Cellobiohydrolase B of Aspergillus niger over-expressed in Pichia pastoris stimulates hydrolysis of oil palm empty fruit bunches
- Subject Areas
- Biochemistry, Biotechnology, Molecular Biology
- lignin, saccharification., Bioethanol, 4-methylumbelliferyl β-D-cellobioside, Cellic® CTec2, glycosylation
- © 2017 Woon et al.
- This is an open access article distributed under the terms of the Creative Commons Attribution License, which permits unrestricted use, distribution, reproduction and adaptation in any medium and for any purpose provided that it is properly attributed. For attribution, the original author(s), title, publication source (PeerJ Preprints) and either DOI or URL of the article must be cited.
- Cite this article
- 2017. Cellobiohydrolase B of Aspergillus niger over-expressed in Pichia pastoris stimulates hydrolysis of oil palm empty fruit bunches. PeerJ Preprints 5:e3044v1 https://doi.org/10.7287/peerj.preprints.3044v1
Background. Aspergillus niger along with many other lignocellulolytic fungi, has been widely used as a commercial workhorse for cellulase production. A fungal cellulase system generally includes three major classes of enzymes i.e. β-glucosidases, endoglucanases and cellobiohydrolases. Cellobiohydrolases (CBH) are vital to the degradation of crystalline cellulose present in lignocellulosic biomass. However, A. niger naturally secretes low levels of CBH. Hence, recombinant production of A. niger CBH is desirable to increase CBH production yield and also to allow biochemical characterisation of the recombinant CBH from A. niger.
Methods. In this study, the gene encoding a cellobiohydrolase B (cbhB) from A. niger ATCC 10574 was cloned and expressed in the methylotrophic yeast Pichia pastoris X-33. The recombinant CbhB was purified and characterised to study its biochemical and kinetic characteristics.
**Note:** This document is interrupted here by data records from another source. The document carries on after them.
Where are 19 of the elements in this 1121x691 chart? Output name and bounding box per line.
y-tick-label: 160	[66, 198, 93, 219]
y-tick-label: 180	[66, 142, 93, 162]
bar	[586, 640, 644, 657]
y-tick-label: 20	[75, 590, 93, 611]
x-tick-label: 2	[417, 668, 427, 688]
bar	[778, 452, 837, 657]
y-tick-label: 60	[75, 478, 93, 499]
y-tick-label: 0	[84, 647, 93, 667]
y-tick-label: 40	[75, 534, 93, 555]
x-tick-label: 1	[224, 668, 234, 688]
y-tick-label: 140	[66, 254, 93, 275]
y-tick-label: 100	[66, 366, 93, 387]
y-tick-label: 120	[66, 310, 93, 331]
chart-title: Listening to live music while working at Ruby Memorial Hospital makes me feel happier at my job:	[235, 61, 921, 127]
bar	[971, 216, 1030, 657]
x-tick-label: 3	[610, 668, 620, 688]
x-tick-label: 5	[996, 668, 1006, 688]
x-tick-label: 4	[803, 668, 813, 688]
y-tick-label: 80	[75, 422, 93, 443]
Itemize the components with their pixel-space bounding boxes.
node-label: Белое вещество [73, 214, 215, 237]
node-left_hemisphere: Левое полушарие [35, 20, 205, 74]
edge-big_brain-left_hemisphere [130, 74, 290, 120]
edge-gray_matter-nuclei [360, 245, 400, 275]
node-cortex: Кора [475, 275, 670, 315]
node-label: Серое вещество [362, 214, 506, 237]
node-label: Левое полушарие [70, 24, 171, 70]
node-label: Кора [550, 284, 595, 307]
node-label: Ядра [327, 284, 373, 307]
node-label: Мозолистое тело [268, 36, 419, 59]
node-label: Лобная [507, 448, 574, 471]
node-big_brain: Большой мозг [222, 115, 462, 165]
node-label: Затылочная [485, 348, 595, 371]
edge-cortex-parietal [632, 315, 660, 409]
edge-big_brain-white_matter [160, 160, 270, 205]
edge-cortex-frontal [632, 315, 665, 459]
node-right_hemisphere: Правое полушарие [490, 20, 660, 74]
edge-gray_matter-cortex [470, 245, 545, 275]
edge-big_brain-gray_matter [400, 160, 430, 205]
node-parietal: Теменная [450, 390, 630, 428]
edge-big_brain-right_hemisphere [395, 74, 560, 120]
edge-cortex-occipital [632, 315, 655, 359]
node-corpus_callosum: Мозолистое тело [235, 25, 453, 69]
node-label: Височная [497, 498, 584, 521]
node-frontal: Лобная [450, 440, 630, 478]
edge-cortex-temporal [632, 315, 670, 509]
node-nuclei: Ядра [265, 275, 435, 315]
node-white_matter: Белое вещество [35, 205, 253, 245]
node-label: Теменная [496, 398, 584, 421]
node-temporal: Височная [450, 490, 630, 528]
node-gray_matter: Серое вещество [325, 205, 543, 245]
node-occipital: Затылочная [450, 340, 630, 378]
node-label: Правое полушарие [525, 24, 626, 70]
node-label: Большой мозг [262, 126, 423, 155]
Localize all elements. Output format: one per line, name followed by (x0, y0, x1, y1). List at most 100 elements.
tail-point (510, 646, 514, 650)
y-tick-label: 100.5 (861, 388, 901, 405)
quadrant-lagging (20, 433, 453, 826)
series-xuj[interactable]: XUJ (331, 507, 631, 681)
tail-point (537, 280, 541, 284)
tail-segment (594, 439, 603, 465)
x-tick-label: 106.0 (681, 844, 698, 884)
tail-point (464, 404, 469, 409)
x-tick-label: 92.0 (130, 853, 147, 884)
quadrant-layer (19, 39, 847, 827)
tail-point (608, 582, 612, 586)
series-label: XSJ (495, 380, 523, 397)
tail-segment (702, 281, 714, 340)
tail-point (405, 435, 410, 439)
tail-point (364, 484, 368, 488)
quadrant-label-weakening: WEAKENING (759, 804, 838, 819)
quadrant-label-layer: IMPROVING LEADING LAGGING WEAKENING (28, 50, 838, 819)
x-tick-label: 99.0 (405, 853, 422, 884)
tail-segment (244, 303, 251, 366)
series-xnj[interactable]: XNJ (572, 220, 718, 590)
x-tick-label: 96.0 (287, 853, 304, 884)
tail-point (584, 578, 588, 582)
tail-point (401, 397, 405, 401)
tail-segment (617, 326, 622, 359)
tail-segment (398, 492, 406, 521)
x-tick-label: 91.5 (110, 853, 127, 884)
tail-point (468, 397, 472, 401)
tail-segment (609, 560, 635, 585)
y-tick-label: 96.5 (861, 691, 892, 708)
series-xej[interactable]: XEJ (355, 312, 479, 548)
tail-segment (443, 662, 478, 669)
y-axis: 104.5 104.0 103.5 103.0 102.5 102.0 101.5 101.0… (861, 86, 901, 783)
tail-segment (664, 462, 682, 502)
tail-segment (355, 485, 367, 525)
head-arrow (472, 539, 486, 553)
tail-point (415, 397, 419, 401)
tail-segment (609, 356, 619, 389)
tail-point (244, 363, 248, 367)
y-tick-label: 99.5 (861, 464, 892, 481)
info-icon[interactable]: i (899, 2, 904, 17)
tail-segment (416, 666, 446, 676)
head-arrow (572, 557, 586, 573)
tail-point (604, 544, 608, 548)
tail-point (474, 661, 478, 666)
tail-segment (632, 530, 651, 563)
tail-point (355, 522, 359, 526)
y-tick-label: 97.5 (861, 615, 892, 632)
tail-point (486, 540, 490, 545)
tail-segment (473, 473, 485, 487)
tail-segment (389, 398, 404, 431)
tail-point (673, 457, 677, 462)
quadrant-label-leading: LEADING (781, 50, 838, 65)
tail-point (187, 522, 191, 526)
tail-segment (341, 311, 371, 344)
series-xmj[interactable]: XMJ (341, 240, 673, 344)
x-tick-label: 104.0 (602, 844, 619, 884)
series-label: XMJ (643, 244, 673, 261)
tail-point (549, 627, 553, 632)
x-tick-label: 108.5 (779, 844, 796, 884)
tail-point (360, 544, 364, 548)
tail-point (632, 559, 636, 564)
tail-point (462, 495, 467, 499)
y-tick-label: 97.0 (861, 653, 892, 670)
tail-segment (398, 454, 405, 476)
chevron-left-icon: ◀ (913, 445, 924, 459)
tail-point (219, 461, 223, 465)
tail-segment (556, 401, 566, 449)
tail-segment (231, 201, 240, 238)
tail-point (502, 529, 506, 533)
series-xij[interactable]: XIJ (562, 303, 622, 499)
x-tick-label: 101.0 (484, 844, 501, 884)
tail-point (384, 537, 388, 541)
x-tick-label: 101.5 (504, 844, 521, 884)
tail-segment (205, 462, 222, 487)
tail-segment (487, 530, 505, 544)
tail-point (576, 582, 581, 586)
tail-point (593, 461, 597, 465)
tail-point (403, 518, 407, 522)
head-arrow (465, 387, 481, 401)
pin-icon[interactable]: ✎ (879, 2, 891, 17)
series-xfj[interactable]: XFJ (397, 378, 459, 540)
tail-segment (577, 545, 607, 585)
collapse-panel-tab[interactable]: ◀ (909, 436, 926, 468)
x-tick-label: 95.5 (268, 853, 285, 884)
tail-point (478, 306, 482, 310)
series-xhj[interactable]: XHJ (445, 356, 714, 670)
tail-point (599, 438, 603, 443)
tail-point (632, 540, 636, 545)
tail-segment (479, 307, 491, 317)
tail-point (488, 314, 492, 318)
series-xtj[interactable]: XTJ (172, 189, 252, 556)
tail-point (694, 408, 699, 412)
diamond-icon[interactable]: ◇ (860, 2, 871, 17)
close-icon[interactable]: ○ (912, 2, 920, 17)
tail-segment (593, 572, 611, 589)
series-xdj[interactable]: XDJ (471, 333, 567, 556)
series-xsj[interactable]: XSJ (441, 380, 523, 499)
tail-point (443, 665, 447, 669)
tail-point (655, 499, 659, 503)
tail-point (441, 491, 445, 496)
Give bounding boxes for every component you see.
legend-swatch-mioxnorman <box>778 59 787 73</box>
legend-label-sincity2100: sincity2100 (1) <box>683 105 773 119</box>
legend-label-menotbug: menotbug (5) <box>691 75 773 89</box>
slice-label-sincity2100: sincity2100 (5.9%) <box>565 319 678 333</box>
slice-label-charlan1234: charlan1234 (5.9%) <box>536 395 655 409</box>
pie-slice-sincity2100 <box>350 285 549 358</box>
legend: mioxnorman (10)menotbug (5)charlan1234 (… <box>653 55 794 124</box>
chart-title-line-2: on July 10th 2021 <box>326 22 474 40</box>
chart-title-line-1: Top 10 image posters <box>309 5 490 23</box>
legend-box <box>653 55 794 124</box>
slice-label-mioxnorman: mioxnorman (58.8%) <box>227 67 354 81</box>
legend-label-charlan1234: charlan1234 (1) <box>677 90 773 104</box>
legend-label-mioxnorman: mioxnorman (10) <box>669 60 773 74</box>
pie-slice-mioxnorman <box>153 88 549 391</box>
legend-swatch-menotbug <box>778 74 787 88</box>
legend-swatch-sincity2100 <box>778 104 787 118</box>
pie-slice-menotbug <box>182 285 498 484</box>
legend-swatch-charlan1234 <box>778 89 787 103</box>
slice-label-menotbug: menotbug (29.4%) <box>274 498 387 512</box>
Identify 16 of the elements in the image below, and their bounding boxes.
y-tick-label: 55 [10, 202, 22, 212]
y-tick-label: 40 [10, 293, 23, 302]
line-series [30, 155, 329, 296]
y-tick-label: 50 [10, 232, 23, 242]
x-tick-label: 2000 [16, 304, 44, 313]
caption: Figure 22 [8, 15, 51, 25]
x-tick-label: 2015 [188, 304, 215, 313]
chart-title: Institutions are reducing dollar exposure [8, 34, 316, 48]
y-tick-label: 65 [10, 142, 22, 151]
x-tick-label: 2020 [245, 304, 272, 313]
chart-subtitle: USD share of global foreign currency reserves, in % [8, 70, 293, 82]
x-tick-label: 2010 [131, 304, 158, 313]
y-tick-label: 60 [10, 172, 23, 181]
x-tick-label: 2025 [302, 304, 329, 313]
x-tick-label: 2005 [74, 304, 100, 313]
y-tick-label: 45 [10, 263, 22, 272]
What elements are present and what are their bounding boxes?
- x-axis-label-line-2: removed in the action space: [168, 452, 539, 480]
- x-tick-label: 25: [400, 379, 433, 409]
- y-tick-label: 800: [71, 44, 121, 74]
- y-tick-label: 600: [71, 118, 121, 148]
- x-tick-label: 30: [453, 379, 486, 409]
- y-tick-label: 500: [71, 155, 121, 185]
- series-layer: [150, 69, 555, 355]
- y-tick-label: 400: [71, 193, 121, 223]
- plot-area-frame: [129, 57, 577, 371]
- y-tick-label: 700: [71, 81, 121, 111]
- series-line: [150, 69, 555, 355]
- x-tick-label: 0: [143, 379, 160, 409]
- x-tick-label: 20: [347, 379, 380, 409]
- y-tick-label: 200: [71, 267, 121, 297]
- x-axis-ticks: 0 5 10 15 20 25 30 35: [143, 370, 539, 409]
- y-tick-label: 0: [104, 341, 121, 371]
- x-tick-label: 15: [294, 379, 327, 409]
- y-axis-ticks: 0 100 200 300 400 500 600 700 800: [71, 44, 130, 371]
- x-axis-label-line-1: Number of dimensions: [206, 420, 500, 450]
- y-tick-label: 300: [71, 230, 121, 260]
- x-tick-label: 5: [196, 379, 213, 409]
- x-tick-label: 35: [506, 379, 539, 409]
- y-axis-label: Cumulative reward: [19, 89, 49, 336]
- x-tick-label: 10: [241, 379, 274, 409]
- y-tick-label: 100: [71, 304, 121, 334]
To evaluate the potential of CbhB in assisting biomass conversion, CbhB was supplemented into a commercial cellulase preparation (Cellic® CTec2) and was used to hydrolyse oil palm empty fruit bunch (OPEFB), one of the most abundant lignocellulosic waste from the palm oil industry. To attain maximum saccharification, enzyme loadings were optimised by response surface methodology and the optimum point was validated experimentally. Hydrolysed OPEFB samples were analysed using attenuated total reflectance FTIR spectroscopy (ATR-FTIR) to screen for any compositional changes upon enzymatic treatment.
Results. Recombinant CbhB was over-expressed as a hyperglycosylated protein attached to N-glycans. CbhB was enzymatically active towards soluble substrates such as 4-methylumbelliferyl-β-D-cellobioside (MUC), p-nitrophenyl-cellobioside (pNPC) and p-nitrophenyl-cellobiotrioside (pNPG3) but was not active towards crystalline substrates like Avicel® and Sigmacell cellulose. Characterisation of purified CbhB using MUC as the model substrate revealed that optimum catalysis occurred at 50 oC and pH 4 but the enzyme was stable between pH 3 to 10 and 30 to 80 oC. Although CbhB on its own was unable to digest crystalline substrates, supplementation of CbhB (0.37%) with Cellic® CTec2 (30%) increased saccharification of OPEFB by 27%. Compositional analyses of the treated OPEFB samples revealed that CbhB complementation reduced peak intensities of both crystalline cellulose Iα and Iβ in the treated OPEFB samples.
Discussion. Since CbhB alone was inactive against crystalline cellulose, these data suggested that it might work synergistically with other components of Cellic® CTec2. CbhB supplements were desirable as they further increased hydrolysis of OPEFB when the performance of Cellic® CTec2 was theoretically capped at an enzyme loading of 34% in this study. Hence, A. niger CbhB was identified as a potential supplementary enzyme for the enzymatic hydrolysis of OPEFB.